La recherche dans le domaine de la maladie d’Alzheimer s’intéresse également à la vie quotidienne des patients et aux possibilités de maintenir leur autonomie aussi longtemps que possible.
Dans ce domaine, la question du permis de conduire et de son retrait possible à l’annonce du diagnostic pèse très lourd dans l’indépendance des patients.
Faut-il laisser sur la route des conducteurs qui ne disposent plus de la capacité nécessaire pour évaluer les risques de la circulation et qui placent d’autres usagers en danger?
Mais le retrait systématique et sans évaluation du permis de conduire ou -de la capacité à assurer son véhicule- ne représentent-ils pas une restriction abusive de la liberté des personnes?
Comme éviter ce double écueil ? En testant au plus juste les capacités réelles des conducteurs atteints par la maladie d’Alzheimer.
De nouveaux tests
C’est pourquoi, des scientifiques tentent de mettre au point des tests indiquant à quel moment les personnes en phase initiale de la maladie d’Alzheimer devraient arrêter de conduire leur véhicule automobile.

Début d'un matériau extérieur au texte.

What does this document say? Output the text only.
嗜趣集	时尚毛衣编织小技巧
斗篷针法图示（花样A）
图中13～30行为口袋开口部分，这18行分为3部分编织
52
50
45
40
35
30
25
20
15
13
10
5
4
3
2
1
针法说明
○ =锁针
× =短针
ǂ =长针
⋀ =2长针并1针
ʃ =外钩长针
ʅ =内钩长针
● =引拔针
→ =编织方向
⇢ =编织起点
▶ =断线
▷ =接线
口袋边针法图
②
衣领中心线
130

Dans le but de venir en aide à des patients se trouvant dans de telles situations, l’équipe du professeur Jeffrey Dawson a mis au point un examen plutôt complexe qui se déroule derrière le volant.
Les résultats, publiés dans la revue Neurology, sont très intéressants. En moyenne, les conducteurs atteints d’Alzheimer ont commis 42 erreurs liées à la sécurité routière, contre 33 pour les autres conducteurs.
Là, peu de surprises. Mais le plus frappant dans ces résultats , c’est que
-les erreurs dans leur ensemble augmentaient d’abord avec l’âge du conducteur, atteint d’Alzheimer ou pas, soit deux erreurs supplémentaires pour chaque tranche de cinq ans de plus.
-la conduite de certains patients atteints d’Alzheimer était tout aussi bonne que celle des conducteurs en bonne santé neurologique.
L’équipe du Pr Dawson a découvert que, plus qu’échouer à de simples tests de mémoire, rater des tests neurologiques d’habileté multitâche constitue une différence pour évaluer la capacité à conduire.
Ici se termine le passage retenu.